Has anyone succeeded in spinning down disks under Fedora?
I've done the following and the "hdparm -C" does show the disk spun down, but the next time I look it is spun up, and it stays up. The disk is unmounted and I've stopped and disabled smartd, so it isn't accessing the disks. I don't think anything else is either. I'm probably missing a trick somewhere, but what???
disk=/dev/sdc
hdparm -S 120 $disk hdparm -y $disk hdparm -C $disk
-wolfgang
Wolfgang S. Rupprecht wrote:
Has anyone succeeded in spinning down disks under Fedora?
I've done the following and the "hdparm -C" does show the disk spun down, but the next time I look it is spun up, and it stays up. The disk is unmounted and I've stopped and disabled smartd, so it isn't accessing the disks. I don't think anything else is either. I'm probably missing a trick somewhere, but what???
disk=/dev/sdc hdparm -S 120 $disk hdparm -y $disk hdparm -C $disk-wolfgang
The value after -S is not seconds, for people who don't use that option. The drive will stay up a long time when accessed. As the man page says "The encoding of the timeout value is somewhat peculiar." If it doesn't spin down after an hour something is wrong.
One thing wrong might be jumpers, Other than that, I suspect something is still accessing it. udev?
Bill Davidsen davidsen@tmr.com writes:
Wolfgang S. Rupprecht wrote:
I've done the following and the "hdparm -C" does show the disk spun down, but the next time I look it is spun up, and it stays up. The disk
One thing wrong might be jumpers, Other than that, I suspect something is still accessing it. udev?
Thanks for the good ideas.
This is a WD Caviar Green and the jumpers are only documented to slow down the SATA by one notch and add spread spectrum clocking for rf noise reduction.
I'll have to try to check for udev. Maybe running lsof in a loop will catch it.
-wolfgang
Wolfgang S. Rupprecht wrote:
Bill Davidsen davidsen@tmr.com writes:
Wolfgang S. Rupprecht wrote:
I've done the following and the "hdparm -C" does show the disk spun down, but the next time I look it is spun up, and it stays up. The disk
One thing wrong might be jumpers, Other than that, I suspect something is still accessing it. udev?
Thanks for the good ideas.
This is a WD Caviar Green and the jumpers are only documented to slow down the SATA by one notch and add spread spectrum clocking for rf noise reduction.
Wanted to be sure that people knew "-S 120" doesn't mean "spin down after two minutes."
I'll have to try to check for udev. Maybe running lsof in a loop will catch it.
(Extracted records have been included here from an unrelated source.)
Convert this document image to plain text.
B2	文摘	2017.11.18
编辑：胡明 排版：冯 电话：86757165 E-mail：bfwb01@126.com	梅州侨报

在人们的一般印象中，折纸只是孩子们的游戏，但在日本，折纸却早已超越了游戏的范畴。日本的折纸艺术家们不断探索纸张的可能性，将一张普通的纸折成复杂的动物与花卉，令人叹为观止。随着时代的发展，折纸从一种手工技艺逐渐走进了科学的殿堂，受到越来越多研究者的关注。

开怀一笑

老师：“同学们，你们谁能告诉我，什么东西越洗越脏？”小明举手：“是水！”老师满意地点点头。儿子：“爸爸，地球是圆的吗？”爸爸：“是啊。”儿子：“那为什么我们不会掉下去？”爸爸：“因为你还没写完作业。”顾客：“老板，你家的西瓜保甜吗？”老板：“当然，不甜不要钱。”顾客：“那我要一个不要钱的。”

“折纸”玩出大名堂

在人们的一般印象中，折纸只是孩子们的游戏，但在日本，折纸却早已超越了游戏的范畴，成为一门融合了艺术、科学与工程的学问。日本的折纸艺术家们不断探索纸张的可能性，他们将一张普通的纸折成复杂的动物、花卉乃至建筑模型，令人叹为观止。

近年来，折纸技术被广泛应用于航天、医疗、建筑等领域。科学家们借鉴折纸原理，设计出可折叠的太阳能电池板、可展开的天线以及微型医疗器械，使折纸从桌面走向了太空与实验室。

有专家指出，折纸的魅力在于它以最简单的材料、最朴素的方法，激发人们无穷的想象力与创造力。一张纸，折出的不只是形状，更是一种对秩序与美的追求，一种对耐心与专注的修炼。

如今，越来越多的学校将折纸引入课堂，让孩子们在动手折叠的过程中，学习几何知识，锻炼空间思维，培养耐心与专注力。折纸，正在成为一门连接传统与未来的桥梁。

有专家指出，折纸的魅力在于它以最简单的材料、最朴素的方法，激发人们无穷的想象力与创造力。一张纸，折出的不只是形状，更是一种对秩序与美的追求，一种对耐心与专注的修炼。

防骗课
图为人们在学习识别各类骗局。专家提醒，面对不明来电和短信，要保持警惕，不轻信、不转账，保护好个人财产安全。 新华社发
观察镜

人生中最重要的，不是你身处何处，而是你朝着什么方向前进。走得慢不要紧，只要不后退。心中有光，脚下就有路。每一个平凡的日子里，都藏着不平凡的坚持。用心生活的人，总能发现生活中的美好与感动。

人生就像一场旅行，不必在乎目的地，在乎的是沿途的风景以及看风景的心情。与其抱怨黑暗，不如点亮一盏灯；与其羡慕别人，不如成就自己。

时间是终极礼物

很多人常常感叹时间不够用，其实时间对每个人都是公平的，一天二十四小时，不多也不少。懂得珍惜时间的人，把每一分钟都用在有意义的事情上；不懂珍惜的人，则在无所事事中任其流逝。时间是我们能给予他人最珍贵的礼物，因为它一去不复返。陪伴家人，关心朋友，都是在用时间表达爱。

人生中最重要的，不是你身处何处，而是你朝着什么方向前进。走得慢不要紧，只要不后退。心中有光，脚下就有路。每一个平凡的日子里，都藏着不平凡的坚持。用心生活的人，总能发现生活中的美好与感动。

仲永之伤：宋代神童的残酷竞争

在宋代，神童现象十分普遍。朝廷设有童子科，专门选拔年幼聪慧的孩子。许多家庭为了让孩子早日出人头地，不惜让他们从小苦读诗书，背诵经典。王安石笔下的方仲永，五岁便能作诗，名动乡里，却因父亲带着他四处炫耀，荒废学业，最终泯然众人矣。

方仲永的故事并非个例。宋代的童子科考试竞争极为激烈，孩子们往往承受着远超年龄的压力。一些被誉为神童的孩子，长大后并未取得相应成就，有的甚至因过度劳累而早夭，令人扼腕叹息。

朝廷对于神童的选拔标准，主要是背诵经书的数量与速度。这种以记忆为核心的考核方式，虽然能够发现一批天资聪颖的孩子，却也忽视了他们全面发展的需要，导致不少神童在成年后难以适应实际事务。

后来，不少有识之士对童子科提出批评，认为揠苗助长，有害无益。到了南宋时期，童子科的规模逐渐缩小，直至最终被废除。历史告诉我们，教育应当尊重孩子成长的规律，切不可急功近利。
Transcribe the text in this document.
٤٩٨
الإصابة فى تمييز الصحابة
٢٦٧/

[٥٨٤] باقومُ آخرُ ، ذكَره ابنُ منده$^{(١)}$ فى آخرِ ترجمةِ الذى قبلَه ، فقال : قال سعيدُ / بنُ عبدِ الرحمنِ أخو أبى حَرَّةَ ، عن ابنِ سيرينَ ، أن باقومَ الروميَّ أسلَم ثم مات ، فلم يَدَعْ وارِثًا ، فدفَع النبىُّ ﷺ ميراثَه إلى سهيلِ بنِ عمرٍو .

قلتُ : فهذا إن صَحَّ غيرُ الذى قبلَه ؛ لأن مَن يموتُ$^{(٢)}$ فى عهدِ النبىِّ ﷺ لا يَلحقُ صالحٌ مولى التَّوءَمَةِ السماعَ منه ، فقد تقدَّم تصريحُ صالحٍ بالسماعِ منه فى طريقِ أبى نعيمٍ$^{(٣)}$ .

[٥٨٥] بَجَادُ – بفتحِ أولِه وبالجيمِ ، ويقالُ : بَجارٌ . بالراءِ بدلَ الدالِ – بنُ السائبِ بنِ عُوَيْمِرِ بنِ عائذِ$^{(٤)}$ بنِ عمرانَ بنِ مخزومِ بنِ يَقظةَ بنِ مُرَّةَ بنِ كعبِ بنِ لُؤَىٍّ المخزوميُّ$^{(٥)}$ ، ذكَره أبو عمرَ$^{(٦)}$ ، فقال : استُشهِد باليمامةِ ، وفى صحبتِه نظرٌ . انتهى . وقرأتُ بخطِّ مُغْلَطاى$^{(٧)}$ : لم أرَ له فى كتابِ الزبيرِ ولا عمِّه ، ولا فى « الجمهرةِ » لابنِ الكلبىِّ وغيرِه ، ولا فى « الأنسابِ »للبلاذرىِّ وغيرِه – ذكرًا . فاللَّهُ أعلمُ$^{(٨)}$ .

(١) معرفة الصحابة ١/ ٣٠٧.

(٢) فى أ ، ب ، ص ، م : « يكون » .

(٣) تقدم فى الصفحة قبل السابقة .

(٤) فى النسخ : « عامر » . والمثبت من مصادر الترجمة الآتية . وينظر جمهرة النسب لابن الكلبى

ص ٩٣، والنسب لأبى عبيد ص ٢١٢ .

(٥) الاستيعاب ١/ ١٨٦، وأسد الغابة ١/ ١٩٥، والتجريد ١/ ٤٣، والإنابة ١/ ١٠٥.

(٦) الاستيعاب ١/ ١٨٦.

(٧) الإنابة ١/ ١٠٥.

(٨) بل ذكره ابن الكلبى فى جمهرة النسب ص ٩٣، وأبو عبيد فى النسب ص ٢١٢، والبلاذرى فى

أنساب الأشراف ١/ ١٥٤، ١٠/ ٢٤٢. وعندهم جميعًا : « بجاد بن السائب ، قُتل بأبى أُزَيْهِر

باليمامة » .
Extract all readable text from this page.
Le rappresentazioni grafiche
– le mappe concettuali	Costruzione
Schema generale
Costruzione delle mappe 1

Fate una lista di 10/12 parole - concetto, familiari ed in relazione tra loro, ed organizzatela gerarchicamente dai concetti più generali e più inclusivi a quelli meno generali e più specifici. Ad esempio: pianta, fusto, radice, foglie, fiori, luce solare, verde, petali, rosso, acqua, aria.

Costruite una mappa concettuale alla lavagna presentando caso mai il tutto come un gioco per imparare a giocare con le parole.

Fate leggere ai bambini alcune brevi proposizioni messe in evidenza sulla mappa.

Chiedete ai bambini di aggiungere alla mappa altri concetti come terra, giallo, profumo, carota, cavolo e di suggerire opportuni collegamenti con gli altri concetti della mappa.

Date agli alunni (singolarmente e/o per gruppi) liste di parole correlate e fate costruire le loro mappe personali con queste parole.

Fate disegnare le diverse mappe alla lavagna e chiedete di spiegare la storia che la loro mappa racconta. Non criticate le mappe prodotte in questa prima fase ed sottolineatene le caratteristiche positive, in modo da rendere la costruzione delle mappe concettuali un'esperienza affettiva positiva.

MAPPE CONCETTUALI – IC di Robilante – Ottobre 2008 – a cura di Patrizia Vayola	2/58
Did you take out the rule for that? I'm not a guru, can't tell you which rule without looking it up, but I have found it, since my hot backup drive on a USB dongle goes down and stays that way. I bet someone will remind us which rule checks that before you can look. ;-)
On 20.04.2013 03:34, Wolfgang S. Rupprecht wrote:
Has anyone succeeded in spinning down disks under Fedora?
I've done the following and the "hdparm -C" does show the disk spun down, but the next time I look it is spun up, and it stays up. The disk is unmounted and I've stopped and disabled smartd, so it isn't accessing the disks. I don't think anything else is either. I'm probably missing a trick somewhere, but what???
disk=/dev/sdc hdparm -S 120 $disk hdparm -y $disk hdparm -C $disk
yum info sdparm … : Warning: It is possible (but unlikely) to change SCSI disk settings : such that the disk stops operating or is slowed down. Use with care.
i.e. /usr/bin/diskungfu: #!/bin/sh # Disk stop - spin down
grep -w sdc /proc/diskstats >dstat.1st sleep 60 grep -w sdc /proc/diskstats >dstat.2nd if cmp dstat.1st dstat.2nd >/dev/null 2>&1 then echo Stopping disk, spinning down… sdparm -f -r -q -v -C stop /dev/sdc exit 0 else echo Disk busy. exit 1 fi EOF
Change the parameters as needed, set-up a cron job, and there you go. ;)
poma
poma pomidorabelisima@gmail.com writes:
grep -w sdc /proc/diskstats >dstat.1st sleep 60 grep -w sdc /proc/diskstats >dstat.2nd if cmp dstat.1st dstat.2nd >/dev/null 2>&1 then echo Stopping disk, spinning down… sdparm -f -r -q -v -C stop /dev/sdc exit 0 else echo Disk busy. exit 1 fi EOF
Thanks! I had forgotten about sdparm. (Boy do I miss the days when I just installed everything and then could do something like "man -k disk" to find likely candidates.
Monitoring /proc/diskstats might also give me a clue as to what is touching the disks.